The Bill has passed Victorian Parliament and will soon be law.
With engineer registration on the way, you’re probably asking yourself “where do I start?”
Here’s everything you need to know to get started and get registered asap!
To be registered, you will need a four-year full-time bachelor’s degree or Master of Engineering from an accredited Australian institution.
If you don’t have this, all is not lost. If you have a part-time equivalent degree, or a previously recognised historical equivalent qualification then that should do the job.
Finally, if you received your qualifications abroad, then you just need to make sure they meet the requirements of the Washington Accord.
Continuing professional development
To get registered, you will need to keep your skills up to date.
Specifically, registration requires 150 hours of professional development in the three years prior to registration. I know, that sounds like a lot.
But really, it’s much more manageable than it seems.
On-the-job learning can be counted, as can time spent studying. Reading new standards and studying up on new processes and technology are all valid. Seminars, webinars, online courses and events count too.
Most professional associations and employee groups like ourselves also provide professional development for members, which can be helpful in knocking out those last few hours.
The important thing is to be diligent. Document what you’re doing, and when the time comes, registration will be a breeze.

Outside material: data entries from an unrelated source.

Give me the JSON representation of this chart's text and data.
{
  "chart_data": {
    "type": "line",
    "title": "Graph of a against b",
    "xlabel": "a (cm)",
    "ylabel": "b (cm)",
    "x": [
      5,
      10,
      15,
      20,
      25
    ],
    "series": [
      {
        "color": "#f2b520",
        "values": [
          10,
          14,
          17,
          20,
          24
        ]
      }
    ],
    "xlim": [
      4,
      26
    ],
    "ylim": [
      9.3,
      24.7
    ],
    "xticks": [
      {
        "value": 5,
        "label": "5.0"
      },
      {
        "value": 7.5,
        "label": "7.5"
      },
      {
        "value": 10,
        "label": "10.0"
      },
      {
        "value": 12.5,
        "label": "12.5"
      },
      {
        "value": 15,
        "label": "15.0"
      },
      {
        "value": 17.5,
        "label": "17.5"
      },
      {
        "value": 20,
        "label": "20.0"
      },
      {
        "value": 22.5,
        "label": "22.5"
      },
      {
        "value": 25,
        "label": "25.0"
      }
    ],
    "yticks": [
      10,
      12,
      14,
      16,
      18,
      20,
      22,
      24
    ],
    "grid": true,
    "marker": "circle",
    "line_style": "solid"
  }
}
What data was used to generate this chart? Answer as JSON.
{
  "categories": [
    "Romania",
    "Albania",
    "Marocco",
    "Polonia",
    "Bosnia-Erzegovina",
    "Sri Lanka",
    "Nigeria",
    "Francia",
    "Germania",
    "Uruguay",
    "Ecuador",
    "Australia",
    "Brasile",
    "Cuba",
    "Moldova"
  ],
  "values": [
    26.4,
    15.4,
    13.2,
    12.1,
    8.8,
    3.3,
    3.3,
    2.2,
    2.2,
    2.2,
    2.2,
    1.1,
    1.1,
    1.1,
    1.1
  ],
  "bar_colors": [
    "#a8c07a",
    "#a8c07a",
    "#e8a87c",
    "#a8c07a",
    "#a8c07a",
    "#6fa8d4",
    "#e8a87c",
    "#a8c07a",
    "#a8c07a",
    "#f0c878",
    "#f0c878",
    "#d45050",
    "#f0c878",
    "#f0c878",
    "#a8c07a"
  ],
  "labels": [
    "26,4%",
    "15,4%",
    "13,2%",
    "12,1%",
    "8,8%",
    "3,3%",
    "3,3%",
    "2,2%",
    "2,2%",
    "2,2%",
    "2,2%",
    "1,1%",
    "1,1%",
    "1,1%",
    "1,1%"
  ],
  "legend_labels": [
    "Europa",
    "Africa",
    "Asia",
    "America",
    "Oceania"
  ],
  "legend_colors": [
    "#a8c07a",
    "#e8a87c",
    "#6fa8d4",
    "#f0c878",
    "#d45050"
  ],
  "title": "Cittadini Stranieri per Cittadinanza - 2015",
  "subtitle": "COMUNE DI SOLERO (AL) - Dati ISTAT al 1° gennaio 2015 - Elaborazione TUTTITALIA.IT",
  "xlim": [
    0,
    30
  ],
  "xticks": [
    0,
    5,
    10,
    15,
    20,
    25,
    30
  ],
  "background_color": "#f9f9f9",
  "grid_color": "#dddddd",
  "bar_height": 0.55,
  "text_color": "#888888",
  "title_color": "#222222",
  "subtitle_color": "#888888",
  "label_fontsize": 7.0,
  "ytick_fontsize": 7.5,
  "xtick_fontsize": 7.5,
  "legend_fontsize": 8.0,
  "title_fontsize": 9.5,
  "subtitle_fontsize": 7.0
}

Work experience is a key requirement for registration. Applicants for registration will need five years’ experience in their field.
It’s that easy.
But what if you don’t have the experience yet? The whole system exists to ensure you have senior, registered engineers to work with, to build the experience needed to be registered yourself.
And don’t stress, if you haven’t hit five years yet, you just have more time to build up your professional development hours!
This one’s also pretty basic.
All you need to do is provide three professional referees. The only catch is they need to have worked with you for at least 12 months and need to be registered themselves. Or at least eligible for registration.
The fifth and final requirement for registration is crucial to the profession.
You need to make a commitment to a Code of Ethics which talks about professional conduct, integrity, diligence and decency – all the things you would expect from a registered professional engineer.
Ultimately, when engineers act in the best interests of society, and when they uphold their code of ethics, the whole profession benefits!
So that’s it – the five steps to registration.